Celte ville renfermait une grande partie des bagages de l'armée et de son trésor, ses vivres, une foule d'énormes fourgons chargés des équipages de l'empereur, beaucoup d'artillerie, et une grande quantité de blessés. Notre déroute était tombée sur eux comme un orage imprévu. À ce coup de foudre, l'effroi avait précipité les uns, la consternation avait enchaîné les autres. Les ordres, les hommes, les chevaux et les chariots s'étaient croisés et entre-choqués.
Au milieu de ce tumulte, plusieurs chefs avaient poussé hors de la ville, et vers Kowno, tout ce qu'ils avaient pu mettre en mouvement; mais à une lieue sur cette route, cette colonne lourde et effarée venait de rencontrer la hauteur et le défilé de Ponari.

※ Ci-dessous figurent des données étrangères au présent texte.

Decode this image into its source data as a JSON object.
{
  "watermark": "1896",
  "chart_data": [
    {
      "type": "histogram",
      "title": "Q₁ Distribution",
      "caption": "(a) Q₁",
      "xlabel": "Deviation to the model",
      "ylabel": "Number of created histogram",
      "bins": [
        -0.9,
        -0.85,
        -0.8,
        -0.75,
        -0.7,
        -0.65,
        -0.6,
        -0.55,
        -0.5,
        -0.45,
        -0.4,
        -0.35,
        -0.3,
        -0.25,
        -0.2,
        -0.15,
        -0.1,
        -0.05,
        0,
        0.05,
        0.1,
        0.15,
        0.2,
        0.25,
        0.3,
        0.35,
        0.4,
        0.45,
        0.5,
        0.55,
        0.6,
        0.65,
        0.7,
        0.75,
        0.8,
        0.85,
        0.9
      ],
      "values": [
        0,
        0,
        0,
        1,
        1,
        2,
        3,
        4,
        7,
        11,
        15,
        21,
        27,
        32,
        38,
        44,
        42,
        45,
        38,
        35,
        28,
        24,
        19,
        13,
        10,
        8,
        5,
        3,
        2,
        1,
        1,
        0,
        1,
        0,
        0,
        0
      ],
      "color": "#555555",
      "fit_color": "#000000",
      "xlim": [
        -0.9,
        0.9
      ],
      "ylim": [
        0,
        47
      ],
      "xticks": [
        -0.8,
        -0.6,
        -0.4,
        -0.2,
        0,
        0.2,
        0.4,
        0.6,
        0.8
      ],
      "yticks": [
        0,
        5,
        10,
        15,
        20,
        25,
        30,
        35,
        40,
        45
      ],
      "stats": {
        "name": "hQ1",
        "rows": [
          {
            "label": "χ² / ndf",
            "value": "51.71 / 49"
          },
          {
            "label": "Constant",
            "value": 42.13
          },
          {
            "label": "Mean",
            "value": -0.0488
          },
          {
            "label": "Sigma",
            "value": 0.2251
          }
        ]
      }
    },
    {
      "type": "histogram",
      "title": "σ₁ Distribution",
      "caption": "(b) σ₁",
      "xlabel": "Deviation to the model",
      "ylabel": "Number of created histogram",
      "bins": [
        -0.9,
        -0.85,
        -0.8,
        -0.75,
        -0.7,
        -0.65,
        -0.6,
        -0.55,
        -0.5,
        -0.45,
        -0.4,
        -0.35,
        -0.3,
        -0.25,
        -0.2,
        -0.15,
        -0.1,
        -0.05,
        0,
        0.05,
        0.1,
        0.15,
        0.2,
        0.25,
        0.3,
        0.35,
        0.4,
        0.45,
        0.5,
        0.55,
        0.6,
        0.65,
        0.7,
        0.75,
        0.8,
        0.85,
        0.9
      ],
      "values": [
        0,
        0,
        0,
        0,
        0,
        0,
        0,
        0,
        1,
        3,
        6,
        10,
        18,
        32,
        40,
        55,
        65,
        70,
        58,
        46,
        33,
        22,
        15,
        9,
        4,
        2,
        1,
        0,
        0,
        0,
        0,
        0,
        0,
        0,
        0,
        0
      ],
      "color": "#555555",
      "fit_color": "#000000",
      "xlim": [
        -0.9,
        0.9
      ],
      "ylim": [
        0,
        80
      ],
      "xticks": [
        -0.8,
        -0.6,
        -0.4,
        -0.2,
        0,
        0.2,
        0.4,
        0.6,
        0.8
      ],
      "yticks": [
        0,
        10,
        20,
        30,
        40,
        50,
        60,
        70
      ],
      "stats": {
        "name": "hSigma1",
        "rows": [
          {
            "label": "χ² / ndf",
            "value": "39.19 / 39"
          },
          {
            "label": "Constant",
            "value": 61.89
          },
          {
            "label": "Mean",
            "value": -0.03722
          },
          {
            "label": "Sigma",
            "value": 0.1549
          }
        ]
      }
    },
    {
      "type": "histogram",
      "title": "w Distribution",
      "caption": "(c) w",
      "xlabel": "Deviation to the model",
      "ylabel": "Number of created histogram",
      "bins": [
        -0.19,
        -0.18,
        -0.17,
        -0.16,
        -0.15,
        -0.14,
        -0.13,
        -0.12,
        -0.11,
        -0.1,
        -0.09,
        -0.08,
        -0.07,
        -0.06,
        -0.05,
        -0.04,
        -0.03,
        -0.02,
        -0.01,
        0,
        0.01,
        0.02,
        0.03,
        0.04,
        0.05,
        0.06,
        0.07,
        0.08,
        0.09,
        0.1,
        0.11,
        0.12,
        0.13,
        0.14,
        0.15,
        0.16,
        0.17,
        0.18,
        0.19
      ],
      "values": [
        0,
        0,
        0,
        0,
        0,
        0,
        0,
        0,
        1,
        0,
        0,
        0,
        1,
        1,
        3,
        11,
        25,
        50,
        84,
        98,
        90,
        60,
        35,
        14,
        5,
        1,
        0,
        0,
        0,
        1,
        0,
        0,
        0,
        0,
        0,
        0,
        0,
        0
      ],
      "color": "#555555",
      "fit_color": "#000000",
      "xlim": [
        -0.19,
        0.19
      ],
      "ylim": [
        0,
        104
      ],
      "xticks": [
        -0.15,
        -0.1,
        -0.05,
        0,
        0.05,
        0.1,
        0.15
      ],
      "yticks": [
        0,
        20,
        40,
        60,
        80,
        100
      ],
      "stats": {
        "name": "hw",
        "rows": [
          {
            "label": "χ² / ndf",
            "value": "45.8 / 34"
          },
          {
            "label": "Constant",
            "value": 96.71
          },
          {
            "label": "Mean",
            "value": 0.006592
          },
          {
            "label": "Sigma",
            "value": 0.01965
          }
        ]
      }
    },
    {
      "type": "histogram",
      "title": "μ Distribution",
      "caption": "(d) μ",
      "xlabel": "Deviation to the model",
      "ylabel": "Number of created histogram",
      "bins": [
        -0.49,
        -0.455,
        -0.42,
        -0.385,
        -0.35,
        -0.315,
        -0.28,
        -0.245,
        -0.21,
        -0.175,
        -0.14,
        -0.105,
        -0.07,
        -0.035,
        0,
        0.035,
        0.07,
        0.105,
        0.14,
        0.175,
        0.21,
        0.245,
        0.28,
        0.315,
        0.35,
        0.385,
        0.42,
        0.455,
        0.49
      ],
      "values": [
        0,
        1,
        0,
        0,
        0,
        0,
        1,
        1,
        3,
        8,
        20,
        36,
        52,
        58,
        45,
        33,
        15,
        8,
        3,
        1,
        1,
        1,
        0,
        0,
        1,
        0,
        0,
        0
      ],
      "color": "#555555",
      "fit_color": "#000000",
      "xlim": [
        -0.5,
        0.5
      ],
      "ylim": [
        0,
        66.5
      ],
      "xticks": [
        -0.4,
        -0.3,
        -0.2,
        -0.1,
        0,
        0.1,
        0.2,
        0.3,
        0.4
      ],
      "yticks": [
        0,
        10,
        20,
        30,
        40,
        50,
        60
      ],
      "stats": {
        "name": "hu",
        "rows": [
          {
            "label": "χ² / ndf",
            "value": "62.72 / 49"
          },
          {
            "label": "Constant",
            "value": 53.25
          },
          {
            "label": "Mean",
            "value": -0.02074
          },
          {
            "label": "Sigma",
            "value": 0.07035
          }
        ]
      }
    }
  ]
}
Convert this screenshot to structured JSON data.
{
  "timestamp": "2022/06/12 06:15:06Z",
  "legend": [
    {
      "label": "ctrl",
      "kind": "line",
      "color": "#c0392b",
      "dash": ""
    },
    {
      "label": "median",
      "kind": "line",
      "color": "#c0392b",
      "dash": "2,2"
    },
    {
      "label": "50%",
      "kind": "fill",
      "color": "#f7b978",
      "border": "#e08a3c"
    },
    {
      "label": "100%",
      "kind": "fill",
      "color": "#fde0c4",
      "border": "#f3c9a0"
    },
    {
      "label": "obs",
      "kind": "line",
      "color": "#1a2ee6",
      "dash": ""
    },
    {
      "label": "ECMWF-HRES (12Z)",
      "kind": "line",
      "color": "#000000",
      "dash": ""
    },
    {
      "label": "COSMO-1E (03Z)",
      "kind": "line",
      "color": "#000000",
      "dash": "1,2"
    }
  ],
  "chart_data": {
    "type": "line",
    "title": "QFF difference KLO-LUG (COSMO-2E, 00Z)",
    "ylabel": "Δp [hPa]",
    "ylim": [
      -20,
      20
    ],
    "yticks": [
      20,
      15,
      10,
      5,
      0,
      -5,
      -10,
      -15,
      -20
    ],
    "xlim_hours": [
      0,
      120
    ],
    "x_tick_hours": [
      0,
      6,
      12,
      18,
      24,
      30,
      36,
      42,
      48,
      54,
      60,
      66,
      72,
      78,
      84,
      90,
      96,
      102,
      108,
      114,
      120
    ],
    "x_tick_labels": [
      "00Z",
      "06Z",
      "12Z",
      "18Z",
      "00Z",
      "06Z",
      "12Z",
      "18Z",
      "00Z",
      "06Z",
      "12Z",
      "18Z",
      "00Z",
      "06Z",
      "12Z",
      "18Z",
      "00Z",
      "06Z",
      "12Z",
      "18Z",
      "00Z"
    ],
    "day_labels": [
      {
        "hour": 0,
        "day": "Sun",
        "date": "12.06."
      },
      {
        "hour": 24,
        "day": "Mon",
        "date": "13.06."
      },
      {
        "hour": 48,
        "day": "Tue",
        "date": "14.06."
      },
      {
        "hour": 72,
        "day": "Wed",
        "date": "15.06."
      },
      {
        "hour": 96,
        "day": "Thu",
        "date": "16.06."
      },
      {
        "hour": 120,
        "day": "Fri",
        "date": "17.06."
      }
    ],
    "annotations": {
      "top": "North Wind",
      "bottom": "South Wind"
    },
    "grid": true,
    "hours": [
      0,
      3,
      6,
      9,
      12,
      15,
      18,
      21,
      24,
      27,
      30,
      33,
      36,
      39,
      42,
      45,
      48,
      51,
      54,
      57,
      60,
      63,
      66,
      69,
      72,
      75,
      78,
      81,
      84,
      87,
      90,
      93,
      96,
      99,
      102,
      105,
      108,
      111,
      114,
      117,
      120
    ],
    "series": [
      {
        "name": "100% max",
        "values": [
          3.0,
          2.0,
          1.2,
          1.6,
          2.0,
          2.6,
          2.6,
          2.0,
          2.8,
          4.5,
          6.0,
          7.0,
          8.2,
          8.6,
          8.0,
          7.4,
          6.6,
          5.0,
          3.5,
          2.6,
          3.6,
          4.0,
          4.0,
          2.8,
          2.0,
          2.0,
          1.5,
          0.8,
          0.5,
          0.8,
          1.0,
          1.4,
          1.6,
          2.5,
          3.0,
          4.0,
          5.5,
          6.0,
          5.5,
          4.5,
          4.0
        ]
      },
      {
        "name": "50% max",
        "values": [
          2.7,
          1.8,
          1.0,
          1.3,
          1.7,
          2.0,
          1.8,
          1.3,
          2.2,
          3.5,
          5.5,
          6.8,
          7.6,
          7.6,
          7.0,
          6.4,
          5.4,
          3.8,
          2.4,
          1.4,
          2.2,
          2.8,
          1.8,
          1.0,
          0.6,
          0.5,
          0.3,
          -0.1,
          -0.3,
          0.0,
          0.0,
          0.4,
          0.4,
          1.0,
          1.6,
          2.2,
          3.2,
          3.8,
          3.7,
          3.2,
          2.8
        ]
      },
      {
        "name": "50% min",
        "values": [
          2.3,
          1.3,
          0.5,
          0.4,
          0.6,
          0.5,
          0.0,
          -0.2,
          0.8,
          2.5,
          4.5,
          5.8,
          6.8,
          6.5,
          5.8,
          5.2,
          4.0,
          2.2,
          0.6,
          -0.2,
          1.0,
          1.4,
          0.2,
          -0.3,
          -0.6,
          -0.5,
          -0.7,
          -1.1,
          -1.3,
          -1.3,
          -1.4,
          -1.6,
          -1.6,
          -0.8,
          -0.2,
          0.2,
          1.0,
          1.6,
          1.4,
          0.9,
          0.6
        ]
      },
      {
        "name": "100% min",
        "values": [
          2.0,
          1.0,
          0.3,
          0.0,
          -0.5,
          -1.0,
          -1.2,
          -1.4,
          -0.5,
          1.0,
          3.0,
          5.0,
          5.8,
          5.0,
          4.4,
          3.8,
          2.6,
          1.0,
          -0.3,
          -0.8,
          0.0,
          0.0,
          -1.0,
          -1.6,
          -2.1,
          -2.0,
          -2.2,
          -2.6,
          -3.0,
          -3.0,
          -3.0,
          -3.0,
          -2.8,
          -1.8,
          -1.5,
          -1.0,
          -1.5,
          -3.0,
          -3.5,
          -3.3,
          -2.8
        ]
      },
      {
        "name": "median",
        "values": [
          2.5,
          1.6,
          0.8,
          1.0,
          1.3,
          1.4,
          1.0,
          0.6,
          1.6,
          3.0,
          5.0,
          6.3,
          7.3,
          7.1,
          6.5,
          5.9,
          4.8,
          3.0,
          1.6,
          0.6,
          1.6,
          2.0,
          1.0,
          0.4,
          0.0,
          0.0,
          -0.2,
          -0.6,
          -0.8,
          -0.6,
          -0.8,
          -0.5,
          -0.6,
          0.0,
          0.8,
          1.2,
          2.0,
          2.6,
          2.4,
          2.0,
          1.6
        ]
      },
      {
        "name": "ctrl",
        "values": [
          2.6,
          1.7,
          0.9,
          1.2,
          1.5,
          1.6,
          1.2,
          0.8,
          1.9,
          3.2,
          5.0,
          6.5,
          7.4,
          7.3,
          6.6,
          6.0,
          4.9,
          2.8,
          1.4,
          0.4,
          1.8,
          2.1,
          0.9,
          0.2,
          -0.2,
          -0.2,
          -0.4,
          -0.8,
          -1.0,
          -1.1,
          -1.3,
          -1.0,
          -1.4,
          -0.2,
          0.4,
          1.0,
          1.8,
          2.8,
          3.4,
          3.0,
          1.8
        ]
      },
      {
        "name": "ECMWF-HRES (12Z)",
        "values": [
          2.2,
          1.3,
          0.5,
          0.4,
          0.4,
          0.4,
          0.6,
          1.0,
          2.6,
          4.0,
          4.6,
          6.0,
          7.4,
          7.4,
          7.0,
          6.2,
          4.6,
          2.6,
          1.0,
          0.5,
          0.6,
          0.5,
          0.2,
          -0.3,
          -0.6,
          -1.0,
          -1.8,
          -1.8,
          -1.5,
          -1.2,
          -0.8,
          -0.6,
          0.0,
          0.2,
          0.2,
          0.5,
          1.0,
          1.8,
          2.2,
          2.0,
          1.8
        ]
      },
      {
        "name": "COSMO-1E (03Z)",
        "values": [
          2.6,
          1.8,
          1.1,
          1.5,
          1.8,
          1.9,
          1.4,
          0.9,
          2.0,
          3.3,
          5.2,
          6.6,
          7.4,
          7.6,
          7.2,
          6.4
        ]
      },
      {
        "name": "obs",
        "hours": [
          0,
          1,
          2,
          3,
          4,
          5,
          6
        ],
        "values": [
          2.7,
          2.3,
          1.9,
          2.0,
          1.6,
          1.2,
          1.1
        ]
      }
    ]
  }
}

Dans notre marche conquérante, ce coteau boisé n'avait paru à nos hussards qu'un heureux accident de terrain, d'où ils pouvaient découvrir la plaine entière de Wilna, et juger de leurs ennemis. Du reste, sa pente roide, mais courte, avait à peine été remarquée. Dans une retraite régulière, elle eût offert une bonne position pour se retourner et arrêter l'ennemi; mais dans une fuite déréglée, où tout ce qui pourrait servir nuit, où, dans sa précipitation, dans son désordre, on tourne tout contre soi-même, cette colline et son défilé devinrent un obstacle insurmontable, un mur de glace contre lequel tous nos efforts se brisèrent. Il retint tout, bagages, trésor, blessés. Le mal fut assez grand pour que, dans cette longue suite de désastres, il fit époque.
Et en effet, argent, honneur, reste de discipline et de forces, tout acheva de s'y perdre. Après quinze heures d'efforts inutiles, quand les conducteurs et les soldats d'escorte virent le roi et toute la colonne des fuyards les dépasser par les flancs de la montagne; lorsque, tournant les yeux vers le bruit du canon et de la fusillade, qui rapprochait d'eux à chaque instant, ils aperçurent Ney lui-même se retirant avec trois mille hommes, restes du corps de de Wrede et de la division Loison; quand enfin, reportant leurs regards sur eux-mêmes, ils virent la montagne toute couverte de chariots et de canons bridés ou culbutés, d'hommes et de chevaux renversés, et expirant les uns sur les autres, alors ils ne songèrent plus à rien sauver, mais à prévenir l'avidité de leurs ennemis en se pillant eux-mêmes.